Remove the following ACL entries:

access-list 100 permit tcp any eq pcanywhere-data host 80.4.185.--- eq pcanywhere-data
access-list 100 permit udp any eq pcanywhere-status host 80.4.185.--- eq pcanywhere-status
access-list 100 permit tcp any eq

http://www host

80.4.185.--- eq www

configure the lines below instead:

access-list 100 permit tcp any host 80.4.185.--- eq www
access-list 100 permit tcp any host 80.4.185.--- eq 5631
access-list 100 permit udp any host 80.4.185.--- eq 5632

Next, you need to clear the xlate table (clear xlate) be aware this command will drop all your current connections. Hope this helps!

 

[mbarrow]

Thanks for the reply. The pcanywhere host and the intranet that i am trying to connect to are on the same internal IP address, what effect will this have on the access-list? Can it be done?

 

[themut]

Does traffic from the host pass through the pix to get to the intranet? If so, the access could permit pc-anywhere traffic from any outside host to 80.4.185.X.
If traffic does not pass trhough the pix, then the access list will do nothing for you.

 

[mbarrow]

Thanks again for the reply. Forget about the host, I want to get access to my intranet via the internet. I've tried: -

access-list 100 permit tcp any host 80.4.185.--- eq www

And i've cleared the xlate table but still not getting access.

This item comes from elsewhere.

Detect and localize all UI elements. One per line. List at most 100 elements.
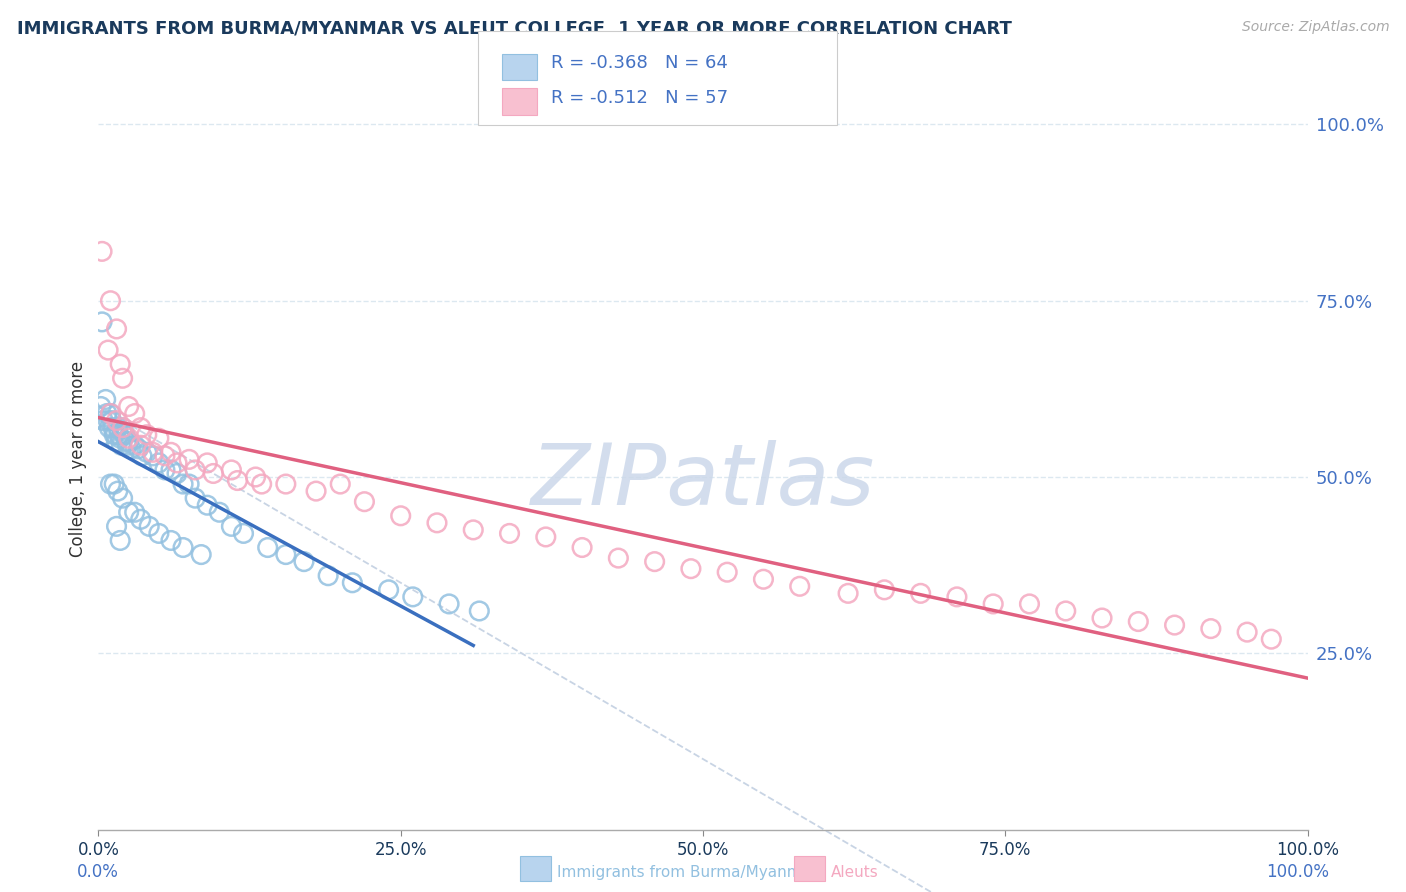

I can't ping the static IP address, but when i type show access-list the hitcnt adds by one every time i try to access the intranet via the web (Page can not be displayed). Does this mean it's getting as far as the pix then stopping?

Again thaks for the help.

 

[bwilliam13]

You need a static or conduit that maps a public ip address to the host you're trying to PC Anywhere to. Then, you need to keep the access list entry to specifically allow PC Anywhere traffic to that host. As an example:

static (inside,outside) 80.4.185.104 192.168.5.104 netmask 255.255.255.255 0 0
access-list outside permit tcp any host 80.4.185.104 eq 5631
access-list outside permit udp any host 80.4.185.104 eq 5632
access-list inside permit tcp any host 192.168.5.104 eq 5631
access-list inside permit udp any host 192.168.5.104 eq 5632

Also, I think PCAnywhere uses a range of ports in the 5600 to 5700 range. You may need to use a range of tcp/udp ports instead of just one.